6) We don’t have kids, we have no reason to decorate and participate in the crap. Leave me alone, I have no desire to put up a tree. Some years I want to, others I don’t. You know how much of a hassle it is to constantly remind your husband to bring the decorations out of the attic? Or try and do it yourself because he is on shift every 3rd day? Nope. We are not putting up lights on the house, we are not decorating a tree, or anything else for that matter. Plus we have three furbabies who have a tendency to swat ornaments off the tree or get too close and their tails wobble the tree. Not worth it.
7) Seems this is the only time when the cars or house want to break down and all of a sudden my “shopping” money is out the window going directly to Murphy’s Law.
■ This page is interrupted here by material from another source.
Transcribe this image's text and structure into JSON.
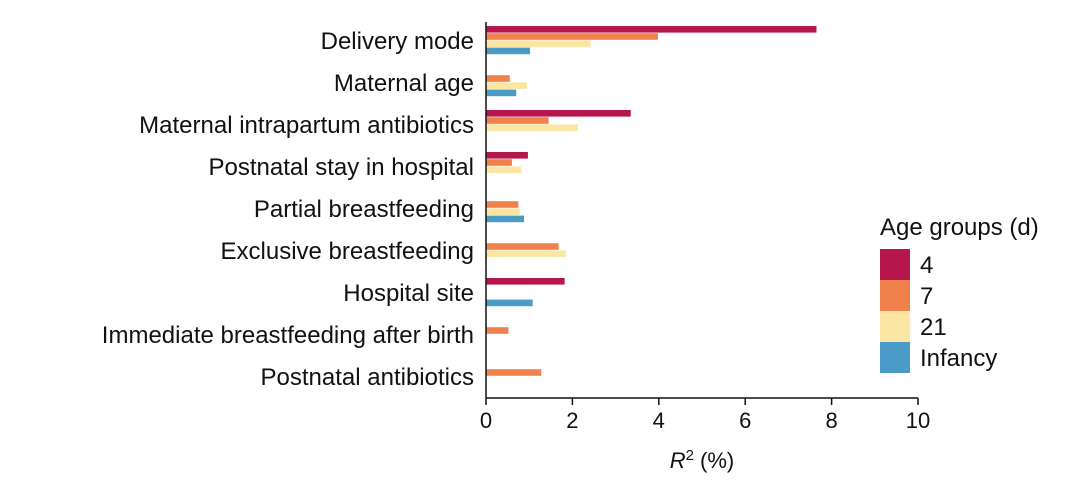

Screw you Murphy.
8) I think it’s wrong to lie to kids about “Santa”. You lie to your kiddos about Santa for years on end and then all of a sudden “HA! Joke’s on you!” Like in my family, I started to think “What else have you lied to me about?” (Which happened to open up a whole new can of worms.) As far back as I can remember it has irritated me to no end when people lie to me. I’m very into open communication and if you don’t like it then there’s the door. I will not lie to you and I sure as hell do not want you lying to me or my children. I like the idea The Feminist Breeder has when addressing Santa to her kiddos. The lady is onto something there.
Well there’s my rant. I don’t care if you call me a Grinch. It doesn’t bother me, I’ve got some tough skin. BUT DO NOT shove the shit down my throat when you know I can’t stand it. Go on about your merry little ways but please refrain from telling me about how I should do this or that during the Christmas season. No thanks. I’d rather not.